January 22, 2013

Hart outlines A.D. priorities, challenges

Outlining a number of challenges facing college athletics and particularly the University of Tennessee, Dave Hart shared his vision for the Vols' athletics future Tuesday during a speech and question-and-answer session with the Maryville Kiwanis Club.

Hart, UT's Vice Chancellor and Director of Athletics since Sept. 2011, also insisted that nothing had been tabled in the master plans for Neyland Stadium renovations --- he was asked specifically about East Side renovations --- or other projects, but he maintained that enhancing student-athletes' experiences remained top priority. Hart did not provide a timeline of when Neyland Stadium enhancements might resume.

Hart again outlined the need for a volleyball practice facility and renovated locker rooms inside Thompson-Boling Arena for both the men's and women's basketball programs, pausing to marvel that Pat Summitt could've won eight national championships despite locker rooms not remotely on par with most of the SEC, according to Hart. He was introduced by esteemed State Sen. Doug Overbey, who noted Hart's job as head of a major college athletics program was as tough as any in the South and likened it to hard everyday work like managing and maintaining power lines --- something Hart joked he felt he had tangled with at times in his work at UT.

"Our financial position will not deter us at all from our pursuit of comprehensive excellence. We won't allow it to cut into the fiber of that mission. And again, we're fine," Hart emphasized. "One of the things we have to do initially is be better stewards of our own resources. So that's where it starts. And we're doing that, and we'll continue to do that.

"You're referencing our facilities master plan. We have not taken anything out of our facilities master plan. What we have done, is we've prioritized. … What I usually find, and found here, is that where the student-athletes walk is areas where a lot of work still needs to be done. And that's what I found here. We have two of the finest venues in all of college athletics, in all of sports for that matter, Neyland Stadium and Thompson-Boling Arena. As it relates to the stadium, the amenities, the aesthetics, not that we can't enhance it, and as you say we still have two sections of the stadium that we want to turn our attention to.

"But not before we upgrade the men's and women's basketball locker rooms. You know it was amazing to me that when I first went into our ladies' basketball locker room, for Pat to have won eight national titles. If I took you all on a trip around the Southeastern Conference, and into the other locker rooms, you'd be shocked. You'd be shocked. So we're going to upgrade those.


"We have not built and new residence hall on the campus of the University of Tennessee for 40 years. You need a minute to absorb that. Forty. We're building one now, one is under construction. And you know we've got the Stokely (Athletic Center) footprint. Stokely is coming down, as you all know.
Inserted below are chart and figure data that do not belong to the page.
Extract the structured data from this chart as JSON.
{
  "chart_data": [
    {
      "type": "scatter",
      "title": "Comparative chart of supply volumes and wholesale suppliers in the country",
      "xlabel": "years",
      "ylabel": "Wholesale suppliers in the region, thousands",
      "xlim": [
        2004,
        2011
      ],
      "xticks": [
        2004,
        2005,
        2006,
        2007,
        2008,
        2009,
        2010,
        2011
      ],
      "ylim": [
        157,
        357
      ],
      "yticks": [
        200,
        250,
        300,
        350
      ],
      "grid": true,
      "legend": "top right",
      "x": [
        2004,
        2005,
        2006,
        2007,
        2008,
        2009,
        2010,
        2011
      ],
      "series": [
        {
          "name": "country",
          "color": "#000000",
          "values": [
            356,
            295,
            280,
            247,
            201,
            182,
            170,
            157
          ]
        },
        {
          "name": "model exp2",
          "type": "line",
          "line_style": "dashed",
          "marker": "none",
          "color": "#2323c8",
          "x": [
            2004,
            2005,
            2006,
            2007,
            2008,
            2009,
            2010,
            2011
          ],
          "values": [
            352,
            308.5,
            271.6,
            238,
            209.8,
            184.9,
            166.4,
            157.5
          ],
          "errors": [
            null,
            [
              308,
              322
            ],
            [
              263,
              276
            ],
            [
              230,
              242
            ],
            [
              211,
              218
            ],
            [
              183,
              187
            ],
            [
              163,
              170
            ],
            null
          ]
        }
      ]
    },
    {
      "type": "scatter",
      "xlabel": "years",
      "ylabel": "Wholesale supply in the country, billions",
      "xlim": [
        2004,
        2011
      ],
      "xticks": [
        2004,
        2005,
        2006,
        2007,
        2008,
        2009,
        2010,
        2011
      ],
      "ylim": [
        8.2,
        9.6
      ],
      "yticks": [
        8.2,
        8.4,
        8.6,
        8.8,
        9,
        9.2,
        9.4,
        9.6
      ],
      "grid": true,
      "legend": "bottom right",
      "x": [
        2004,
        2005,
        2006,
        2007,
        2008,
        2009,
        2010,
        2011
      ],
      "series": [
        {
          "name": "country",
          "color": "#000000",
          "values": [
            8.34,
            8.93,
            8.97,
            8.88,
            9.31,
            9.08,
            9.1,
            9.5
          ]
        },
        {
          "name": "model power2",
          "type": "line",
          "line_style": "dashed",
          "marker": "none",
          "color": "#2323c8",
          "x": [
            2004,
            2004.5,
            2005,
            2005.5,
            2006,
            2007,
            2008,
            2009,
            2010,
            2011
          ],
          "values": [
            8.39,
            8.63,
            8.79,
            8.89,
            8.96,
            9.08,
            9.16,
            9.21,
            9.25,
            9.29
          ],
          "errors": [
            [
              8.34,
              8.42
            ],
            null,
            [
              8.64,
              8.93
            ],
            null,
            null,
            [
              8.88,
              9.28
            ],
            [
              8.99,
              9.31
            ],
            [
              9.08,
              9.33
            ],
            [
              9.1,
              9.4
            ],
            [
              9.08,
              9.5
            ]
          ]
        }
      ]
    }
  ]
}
We are in conversations with the Chancellor and appropriate people at the University, as to what to do with that footprint.


"We have the smallest outdoor football footprint that I've seen, with the possible exception of Duke. We need more outdoor fields. We need to partner with the University, in my opinion, to consider to have meaningful conversation about our residence hall. Now we don't know. The University has a lot of needs. Obviously we have needs for new residence halls at our university. Significant needs."

Revealing he still uses and old-school Franklin planner and insisting "We'll get where we all want to go" in UT athletics, Hart also reaffirmed that the UT athletics department will retain all additional revenues from the Southeastern Conference's upcoming renegotiated television pact with ESPN, CBS and the potential advent of the SEC Network. He was asked how the department would get out from under the numerous contractual obligations left from the buyouts of coaches and administrators no longer at UT. Tennessee has absorbed more than $10 million in contract buyouts in the past five years.

"The perception and the reality, there was a huge divide between our financial position and our real position and the perceived position. The perceived position was that we were plus with money. And the real position was that that was not the case.

"Now I'm not concerned about that long term, because we do have a strategy. It'll take us where we want to go. But to give you that example, which again has been made public in nature, our reserve was under $2 million. Now for a Southeastern Conference athletics department, that's unheard of. Because we compete against people that have financial reserves athletically of $50 to over $100 million.

"One of the things the Chancellor has done, two things he's done, he took revenues, athletic revenues that we've been transferring as a gift, a portion of a larger donation back to the university. But the gift portion, he returned three years of that gift portion to us so we could stabilize. And then he has committed to allow us to keep in the athletic revenue, all of the new money, once we've renegotiated our television contract through the Southeastern Conference. So that will enable us to have a firm footing financially to move forward. But that was, as I told Doug, probably the biggest surprise. The specific thing you're mentioning, of course we're legally bound and contractually bound to pay those buyouts, but it was a big number, you're correct. Both in the number of people and the financial number was pretty significant in nature."

Hart also said that "technology" is college athletics' biggest opponent right now and that he would not rule out an eventual 16-team playoff in football, noting that folks for a long time dismissed the notion of even the four-team model that goes into effect in 2014. Hart said he believes "nothing is off the table."